KhronosGroup / Vulkan-Ecosystem

Public repository for Vulkan Ecosystem issues
Apache License 2.0
132 stars 15 forks source link

8/16 component vector type in GLSL #50

Closed nihui closed 3 years ago

nihui commented 4 years ago

Hello all

spirv spec allows vector size 8 and 16, and mesa nir supports vec8 and vec16 However, there is no way to declare such vector type in GLSL

The rationale is that arm mali midgard gpu can actually do 8 fp16 packed math with one instruction, and I need a proper way to take the advantage at the high level GLSL language. Though it should be possible to generate vec8/vec16 spirv binary directly, it is difficult to maintain and not human-readable oriented.

As for now, I declare a custom structure sfpvec8 like

#extension GL_EXT_shader_16bit_storage: require
struct sfpvec8 { f16vec4 abcd; f16vec4 efgh; };

and then use it like

layout (binding = 0) buffer bottom_top_blob { sfpvec8 bottom_top_blob_data[]; };

int gi = 0;
sfpvec8 v = bottom_top_blob_data[gi];

v.abcd = v.abcd + f16vec4(123.f);
v.efgh = v.efgh + f16vec4(123.f);

In this sample, I have to write two lines of code for the addition, and I quite doubt if these two lines will eventually compiled into one instruction on supported platforms. Besides, an 8-component vector of float16_t is 128bit, I need a way to tell the gpu to read/write 128bit at once instead of two 64bit. This is another concern. For the optimized compiler, vectorization is hard while de-vectorization is simple. native vec8 helps the programmer and the driver.

Lots of compute shaders in ncnn project are written in this way at the moment https://github.com/Tencent/ncnn/blob/master/src/layer/vulkan/shader/absval_pack8.comp and all shaders with _pack8 suffix here https://github.com/Tencent/ncnn/tree/master/src/layer/vulkan/shader

I suppose it is not hard to add these new types to glslang since there is already 8/16 vector type in spirv. The underlying gpu vulkan drivers shall already be able to handle them properly.

Thanks

johnkslang commented 4 years ago

Sometimes tool chains scalarize a whole shader and give one component-slot in each vector to one invocation of the shader, such that wider vectors mean more invocations running at the same time.

This is far simpler than trying to vectorize scalar (or subvector) operations within a single shader. This is different than normal CPU workload/vectorization due to the assumption of many instances of invocations of the same thing that need to run.

This of course depends on the type of hardware, mix of registers, and number of invocations that need to run.
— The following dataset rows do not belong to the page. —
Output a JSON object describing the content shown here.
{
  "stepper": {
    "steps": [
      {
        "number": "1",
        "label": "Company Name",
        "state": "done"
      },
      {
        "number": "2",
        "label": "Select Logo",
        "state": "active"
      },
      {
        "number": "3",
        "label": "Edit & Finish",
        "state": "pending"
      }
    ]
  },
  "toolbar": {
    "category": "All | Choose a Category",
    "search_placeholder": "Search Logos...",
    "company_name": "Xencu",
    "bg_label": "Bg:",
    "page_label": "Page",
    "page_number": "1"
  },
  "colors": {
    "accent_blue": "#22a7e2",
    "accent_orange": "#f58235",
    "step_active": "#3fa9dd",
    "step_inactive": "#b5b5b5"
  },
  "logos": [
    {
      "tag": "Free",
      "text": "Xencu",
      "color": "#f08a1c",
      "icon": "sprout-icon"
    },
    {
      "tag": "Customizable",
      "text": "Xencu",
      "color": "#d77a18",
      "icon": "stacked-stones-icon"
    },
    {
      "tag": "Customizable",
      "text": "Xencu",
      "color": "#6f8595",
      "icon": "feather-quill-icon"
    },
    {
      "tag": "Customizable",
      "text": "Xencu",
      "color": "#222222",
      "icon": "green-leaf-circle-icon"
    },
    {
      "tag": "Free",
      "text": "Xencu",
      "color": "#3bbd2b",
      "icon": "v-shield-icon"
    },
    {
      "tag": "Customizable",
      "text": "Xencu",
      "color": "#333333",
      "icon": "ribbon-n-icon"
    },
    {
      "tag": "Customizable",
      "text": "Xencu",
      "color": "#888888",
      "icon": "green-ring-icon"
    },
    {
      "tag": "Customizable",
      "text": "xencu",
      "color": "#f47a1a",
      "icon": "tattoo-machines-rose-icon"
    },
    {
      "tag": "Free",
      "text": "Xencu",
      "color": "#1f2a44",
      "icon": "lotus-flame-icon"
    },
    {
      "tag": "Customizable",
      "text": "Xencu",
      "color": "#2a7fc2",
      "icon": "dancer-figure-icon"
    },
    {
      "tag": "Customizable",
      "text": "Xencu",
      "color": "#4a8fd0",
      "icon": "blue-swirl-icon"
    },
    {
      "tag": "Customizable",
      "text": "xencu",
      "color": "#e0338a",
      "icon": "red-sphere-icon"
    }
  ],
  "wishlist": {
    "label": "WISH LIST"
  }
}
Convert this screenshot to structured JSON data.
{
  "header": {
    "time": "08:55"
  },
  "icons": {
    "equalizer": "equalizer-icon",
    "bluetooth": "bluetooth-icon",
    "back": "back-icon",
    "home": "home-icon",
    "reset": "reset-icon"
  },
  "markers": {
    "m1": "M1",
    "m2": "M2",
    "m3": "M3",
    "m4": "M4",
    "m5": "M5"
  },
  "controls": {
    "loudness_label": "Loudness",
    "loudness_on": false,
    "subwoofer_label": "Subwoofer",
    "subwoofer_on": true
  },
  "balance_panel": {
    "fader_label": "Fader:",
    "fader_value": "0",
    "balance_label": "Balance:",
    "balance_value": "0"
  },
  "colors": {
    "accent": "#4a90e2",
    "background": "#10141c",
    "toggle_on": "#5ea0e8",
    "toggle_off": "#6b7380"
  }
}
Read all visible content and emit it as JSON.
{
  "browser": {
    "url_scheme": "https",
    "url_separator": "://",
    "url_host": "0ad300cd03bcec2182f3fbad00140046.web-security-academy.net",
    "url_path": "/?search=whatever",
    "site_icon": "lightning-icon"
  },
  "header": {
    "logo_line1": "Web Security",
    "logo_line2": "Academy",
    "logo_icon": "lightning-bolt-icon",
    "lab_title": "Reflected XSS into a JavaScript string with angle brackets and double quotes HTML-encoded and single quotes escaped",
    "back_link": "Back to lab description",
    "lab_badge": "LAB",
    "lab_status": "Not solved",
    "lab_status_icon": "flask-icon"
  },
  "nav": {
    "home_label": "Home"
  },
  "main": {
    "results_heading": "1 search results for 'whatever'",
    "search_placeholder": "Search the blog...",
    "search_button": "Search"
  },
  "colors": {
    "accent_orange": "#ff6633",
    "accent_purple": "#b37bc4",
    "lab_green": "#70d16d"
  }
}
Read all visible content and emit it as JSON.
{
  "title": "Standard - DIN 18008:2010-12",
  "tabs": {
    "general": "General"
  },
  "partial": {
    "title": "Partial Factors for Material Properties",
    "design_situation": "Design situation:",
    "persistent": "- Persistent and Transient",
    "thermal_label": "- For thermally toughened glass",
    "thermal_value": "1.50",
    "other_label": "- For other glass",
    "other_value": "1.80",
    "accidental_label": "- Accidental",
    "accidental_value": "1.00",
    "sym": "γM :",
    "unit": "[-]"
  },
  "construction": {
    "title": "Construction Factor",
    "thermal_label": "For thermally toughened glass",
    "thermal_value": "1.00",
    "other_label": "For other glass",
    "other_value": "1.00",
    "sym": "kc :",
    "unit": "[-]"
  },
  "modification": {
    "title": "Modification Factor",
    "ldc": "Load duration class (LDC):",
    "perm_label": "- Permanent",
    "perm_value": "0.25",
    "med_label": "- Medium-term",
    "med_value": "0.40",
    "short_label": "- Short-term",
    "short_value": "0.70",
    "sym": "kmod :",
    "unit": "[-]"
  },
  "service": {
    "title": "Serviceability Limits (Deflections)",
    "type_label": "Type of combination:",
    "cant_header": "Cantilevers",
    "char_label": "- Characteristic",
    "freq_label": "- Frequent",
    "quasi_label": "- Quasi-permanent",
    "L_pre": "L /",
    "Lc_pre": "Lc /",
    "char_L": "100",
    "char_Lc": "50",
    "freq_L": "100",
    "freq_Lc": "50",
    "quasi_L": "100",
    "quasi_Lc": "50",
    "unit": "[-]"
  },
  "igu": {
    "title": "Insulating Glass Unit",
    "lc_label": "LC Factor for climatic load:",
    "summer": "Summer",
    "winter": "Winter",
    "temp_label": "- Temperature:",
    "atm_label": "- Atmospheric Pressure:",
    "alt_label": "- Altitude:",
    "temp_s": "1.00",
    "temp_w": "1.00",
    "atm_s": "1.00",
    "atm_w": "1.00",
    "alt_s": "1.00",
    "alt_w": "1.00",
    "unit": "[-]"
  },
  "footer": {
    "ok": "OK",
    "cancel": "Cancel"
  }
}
There will be a lot of language and tool chain assumptions that GLSL vectors are 4 components. But, if a new type is worthwhile, that can all be fixed, especially if the bigger vectors don't have .xyz-like swizzles; just array indexing. However, the question is whether that is worthwhile, or if instead the drivers have already figured out how to utilize hardware the best way by scalarizing.

What would be interesting to see is an experiment you could do: If you declared arrays of 8 elements, and used them like vectors, whether you get a 4x performance loss over your vec4 code. That might indicate what would happen going from 4 to 8-component vectors.

marty-johnson59 commented 3 years ago

This repository is being archived as it has been replaced with the vulkan.org website and is no longer being maintained (i.e., issues posted here are no longer being addressed ). After reviewing issues posted here, most (if not all) have been resolved or have already been re-opened in Vulkan-Docs (https://github.com/KhronosGroup/Vulkan-Docs) or other repositories for further consideration. Therefore, all issues in this repository will be closed. If you believe your issue has not yet been resolved, please re-open in Vulkan-Docs. Thanks!